|New York Representative Peter King (Associated Press)|
THE FURY surrounding New York Representative Peter King’s March hearing on the radicalization of Muslim-American communities was an embarrassment for the House and its Homeland Security Committee. Not a single meaningful recommendation came from the politically charged investigation. The only memorable moment was when Representative Keith Ellison, the first Muslim member of Congress, broke down as he spoke of a falsely accused Muslim New York City paramedic who died on Sept. 11, 2001.
Today, King will hold a second hearing that will look at the radicalization of Muslims in US prisons. It lacks the drama and emotion of the first. Indeed, the silence surrounding it is deafening. Likely, after the death of Osama bin Laden, it is more difficult for King to whip up fears that the Obama administration is going soft on terrorism.
But, as with King’s first hearing, there is a germ of truth in his concerns, if not his intensive focus on Muslim-Americans. Radicalization is clearly a growing problem in prisons. A 2008 study by the Department of Justice’s National Institute of Justice showed a link between prison gangs, radicalization, and violence. Many corrections officers are now trained to identify prisoners who adopt extreme views.
In general, the prison conversion process, to any religion, is seen as making a meaningful contribution to prisoner rehabilitation.
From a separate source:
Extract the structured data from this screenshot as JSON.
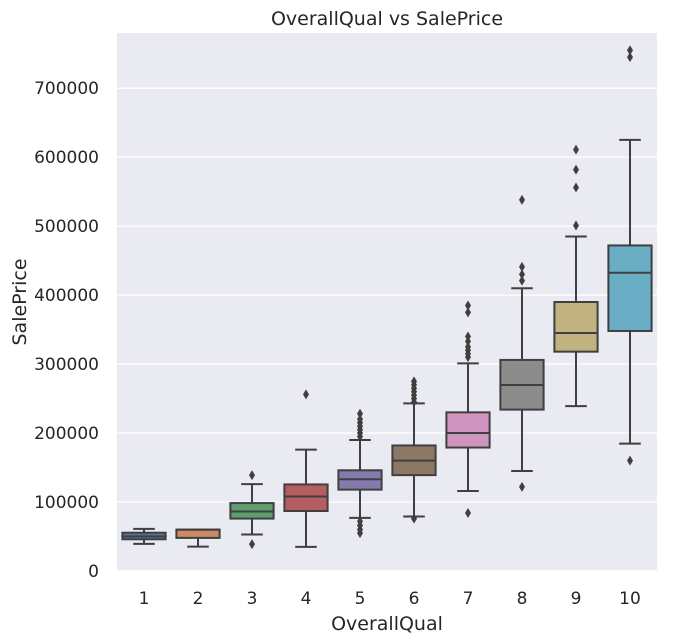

But in rare instances, that conversion turns to actual violence. The best solution would be to diversify corrections personnel, to address prison overcrowding, and especially to provide further training to staff on shifting power relations among prisoners and how they can lead to gang-related violence.
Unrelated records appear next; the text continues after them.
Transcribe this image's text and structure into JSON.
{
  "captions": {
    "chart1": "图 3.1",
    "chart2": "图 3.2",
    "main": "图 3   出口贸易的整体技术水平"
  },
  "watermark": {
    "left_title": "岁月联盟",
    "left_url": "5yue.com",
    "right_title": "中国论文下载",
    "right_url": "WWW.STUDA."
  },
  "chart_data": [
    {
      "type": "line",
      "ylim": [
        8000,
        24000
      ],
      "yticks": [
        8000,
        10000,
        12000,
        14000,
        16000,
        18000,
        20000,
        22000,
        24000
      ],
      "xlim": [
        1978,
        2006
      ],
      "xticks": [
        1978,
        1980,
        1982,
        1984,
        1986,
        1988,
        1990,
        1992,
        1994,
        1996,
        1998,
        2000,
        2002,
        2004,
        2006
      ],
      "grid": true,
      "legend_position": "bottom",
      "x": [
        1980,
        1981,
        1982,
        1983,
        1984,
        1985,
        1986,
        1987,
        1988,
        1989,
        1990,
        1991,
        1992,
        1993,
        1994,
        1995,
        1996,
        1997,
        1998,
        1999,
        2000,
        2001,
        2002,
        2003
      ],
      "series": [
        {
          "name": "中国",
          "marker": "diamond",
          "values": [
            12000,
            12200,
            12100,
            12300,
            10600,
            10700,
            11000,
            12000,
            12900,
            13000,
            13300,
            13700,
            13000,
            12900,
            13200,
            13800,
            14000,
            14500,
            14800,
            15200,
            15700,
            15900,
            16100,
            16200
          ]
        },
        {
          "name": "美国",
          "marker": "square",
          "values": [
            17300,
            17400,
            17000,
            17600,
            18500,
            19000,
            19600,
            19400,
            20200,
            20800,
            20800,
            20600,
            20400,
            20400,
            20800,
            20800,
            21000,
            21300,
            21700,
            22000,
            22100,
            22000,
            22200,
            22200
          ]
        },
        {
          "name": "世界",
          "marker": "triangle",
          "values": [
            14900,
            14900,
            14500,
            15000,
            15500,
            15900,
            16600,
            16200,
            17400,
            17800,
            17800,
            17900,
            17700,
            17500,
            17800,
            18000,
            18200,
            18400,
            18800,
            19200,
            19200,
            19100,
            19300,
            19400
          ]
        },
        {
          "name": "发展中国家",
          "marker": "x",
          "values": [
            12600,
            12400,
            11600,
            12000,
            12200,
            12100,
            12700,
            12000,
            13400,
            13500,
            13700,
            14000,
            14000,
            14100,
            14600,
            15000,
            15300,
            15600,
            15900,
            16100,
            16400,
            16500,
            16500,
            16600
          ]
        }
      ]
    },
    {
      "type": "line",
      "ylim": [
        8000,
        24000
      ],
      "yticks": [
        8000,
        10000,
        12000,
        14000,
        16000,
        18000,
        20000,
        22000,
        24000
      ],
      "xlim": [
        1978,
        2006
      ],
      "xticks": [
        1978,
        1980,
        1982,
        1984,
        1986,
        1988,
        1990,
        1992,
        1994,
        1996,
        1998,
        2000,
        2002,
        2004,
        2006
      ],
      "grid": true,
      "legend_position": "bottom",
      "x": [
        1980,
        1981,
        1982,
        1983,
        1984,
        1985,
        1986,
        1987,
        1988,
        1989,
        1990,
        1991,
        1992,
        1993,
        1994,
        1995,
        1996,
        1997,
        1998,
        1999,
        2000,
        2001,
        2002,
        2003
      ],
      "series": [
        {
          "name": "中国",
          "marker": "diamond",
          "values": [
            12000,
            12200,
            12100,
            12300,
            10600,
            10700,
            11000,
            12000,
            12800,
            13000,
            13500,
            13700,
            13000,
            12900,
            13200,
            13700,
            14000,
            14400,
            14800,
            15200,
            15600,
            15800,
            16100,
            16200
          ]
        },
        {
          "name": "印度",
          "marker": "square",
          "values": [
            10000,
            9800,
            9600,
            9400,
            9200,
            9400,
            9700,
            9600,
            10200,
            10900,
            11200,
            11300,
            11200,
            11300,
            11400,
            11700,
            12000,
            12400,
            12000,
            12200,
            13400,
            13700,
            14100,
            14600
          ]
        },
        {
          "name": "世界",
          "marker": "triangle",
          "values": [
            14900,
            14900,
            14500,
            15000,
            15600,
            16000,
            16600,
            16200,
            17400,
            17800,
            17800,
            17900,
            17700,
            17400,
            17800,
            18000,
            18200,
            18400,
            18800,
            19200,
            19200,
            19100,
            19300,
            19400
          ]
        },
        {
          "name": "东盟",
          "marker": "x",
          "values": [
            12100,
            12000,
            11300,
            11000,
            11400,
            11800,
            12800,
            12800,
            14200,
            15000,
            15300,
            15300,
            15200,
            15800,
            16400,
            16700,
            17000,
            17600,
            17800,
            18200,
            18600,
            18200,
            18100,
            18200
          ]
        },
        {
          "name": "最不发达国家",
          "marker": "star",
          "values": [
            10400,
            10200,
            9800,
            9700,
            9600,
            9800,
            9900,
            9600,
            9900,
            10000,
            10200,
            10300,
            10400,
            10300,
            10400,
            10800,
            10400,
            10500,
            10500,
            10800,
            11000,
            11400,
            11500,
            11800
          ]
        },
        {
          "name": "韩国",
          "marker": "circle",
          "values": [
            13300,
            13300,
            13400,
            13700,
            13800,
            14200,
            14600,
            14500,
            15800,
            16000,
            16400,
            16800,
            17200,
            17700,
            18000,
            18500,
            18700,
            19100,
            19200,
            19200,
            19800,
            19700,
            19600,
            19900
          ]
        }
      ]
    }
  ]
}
But almost none of this has to do with terrorism or the Muslim-American community. The issues before King’s committee are for the Department of Justice and state and local corrections officials. The House Homeland Security Committee — which oversees a vast department whose mandate covers immigration, tornadoes, flooding, and terrorism, to name a few — would do better to stick to its jurisdiction. No matter how much — or little — public attention it garners in the process.